The United States on Wednesday urged Japan, which has long been having good relations with Iran, to emulate Europe and take "strong measures" to punish Tehran over its controversial uranium-enrichment program.
"Japan imports a lot of oil from Iran, but the steps we are asking Tokyo to take would not interfere in any way with Japan's energy security, its imports of oil from Iran," Robert Einhorn, State Department special adviser for non-proliferation and arms control, told a press conference.
He said he had told Japanese officials in an earlier meeting "to look at the measures already adopted by the European Union."
"These are strong measures. Japanese adoption of these strong measures would not adversely affect the economy of Japan," said the official, who earlier visited South Korea to rally support for tough sanctions.
The U.S. prodding came a day after the Cabinet of Prime Minister Naoto Kan approved a set of additional measures against Iran, including a freeze on the assets of 40 organizations and ban on Iran's investment in Japanese companies that may have access to nuclear or missile technologies.
The sanctions against Iran are in line with a U.N. resolution and signals Japan's willingness to work closely with the United States and the European Union in taking punitive actions against Iran.
In addition to those U.N.-backed measures, Tokyo also said said it planned to announce additional punitive measures--as done by the United States and European nations--later this month.
Daniel Glaser, a senior Treasury official overseeing efforts to combat terrorist financing and financial crimes, said U.S. officials "look forward to (Japan's) next steps that go beyond its UN requirements."

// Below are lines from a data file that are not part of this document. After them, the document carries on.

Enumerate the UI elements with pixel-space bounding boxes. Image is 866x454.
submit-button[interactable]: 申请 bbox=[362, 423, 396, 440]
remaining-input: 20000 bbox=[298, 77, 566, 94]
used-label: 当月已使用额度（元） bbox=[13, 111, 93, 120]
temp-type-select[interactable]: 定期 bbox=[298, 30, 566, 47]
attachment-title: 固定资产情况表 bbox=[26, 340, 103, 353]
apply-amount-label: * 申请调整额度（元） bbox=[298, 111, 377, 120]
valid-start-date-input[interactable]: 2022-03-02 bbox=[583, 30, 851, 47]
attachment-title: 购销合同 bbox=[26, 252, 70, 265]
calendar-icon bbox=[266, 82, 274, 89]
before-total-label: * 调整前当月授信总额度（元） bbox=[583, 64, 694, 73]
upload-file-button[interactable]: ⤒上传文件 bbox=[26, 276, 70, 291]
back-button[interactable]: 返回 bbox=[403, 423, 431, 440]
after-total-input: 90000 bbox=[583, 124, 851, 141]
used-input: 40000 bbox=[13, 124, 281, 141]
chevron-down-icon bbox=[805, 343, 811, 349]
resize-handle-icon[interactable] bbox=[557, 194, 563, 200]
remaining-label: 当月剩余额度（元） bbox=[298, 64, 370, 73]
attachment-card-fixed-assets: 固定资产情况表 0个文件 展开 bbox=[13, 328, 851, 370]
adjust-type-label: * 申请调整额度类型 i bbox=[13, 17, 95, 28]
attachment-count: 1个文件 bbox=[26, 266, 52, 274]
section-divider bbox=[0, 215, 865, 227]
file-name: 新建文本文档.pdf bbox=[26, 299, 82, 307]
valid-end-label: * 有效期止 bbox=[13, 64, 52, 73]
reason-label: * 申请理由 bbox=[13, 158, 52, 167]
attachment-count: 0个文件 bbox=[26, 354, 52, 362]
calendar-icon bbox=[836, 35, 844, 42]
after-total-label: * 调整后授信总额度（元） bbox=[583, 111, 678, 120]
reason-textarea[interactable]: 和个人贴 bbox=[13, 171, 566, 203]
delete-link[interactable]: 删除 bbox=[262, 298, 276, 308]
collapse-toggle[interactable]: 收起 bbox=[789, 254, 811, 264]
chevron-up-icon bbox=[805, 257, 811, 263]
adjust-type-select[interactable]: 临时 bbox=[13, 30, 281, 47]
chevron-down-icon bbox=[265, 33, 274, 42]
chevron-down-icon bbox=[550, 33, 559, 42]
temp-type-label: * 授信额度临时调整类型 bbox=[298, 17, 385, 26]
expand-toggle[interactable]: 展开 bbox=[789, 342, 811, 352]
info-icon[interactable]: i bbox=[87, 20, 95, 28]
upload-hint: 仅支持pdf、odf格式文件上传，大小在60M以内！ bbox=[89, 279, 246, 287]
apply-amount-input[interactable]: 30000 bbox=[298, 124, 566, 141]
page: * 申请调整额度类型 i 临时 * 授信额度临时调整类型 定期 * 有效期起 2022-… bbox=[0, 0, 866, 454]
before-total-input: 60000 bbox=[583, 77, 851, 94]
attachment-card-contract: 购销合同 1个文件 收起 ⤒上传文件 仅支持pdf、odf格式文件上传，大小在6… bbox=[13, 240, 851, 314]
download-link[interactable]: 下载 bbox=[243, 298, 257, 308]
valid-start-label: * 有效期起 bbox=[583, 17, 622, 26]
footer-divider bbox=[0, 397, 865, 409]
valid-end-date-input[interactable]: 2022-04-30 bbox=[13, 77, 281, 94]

But some Japanese officials have expressed concern about going too far in taking steps that could deteriorate trade relations with Iran, a major oil supplier to Japan.
The U.N. Security Council in June slapped a fourth set of sanctions on Iran over its refusal to halt its uranium enrichment work, part of a nuclear program which many Western nations say are a cover for acquiring nuclear weapons. However, Iran maintains that its nuclear program is for peaceful purposes.
The European Union last week announced additional sanctions, which were opposed by Russia and China, now Iran's closest trading partner, with major energy interests in the country.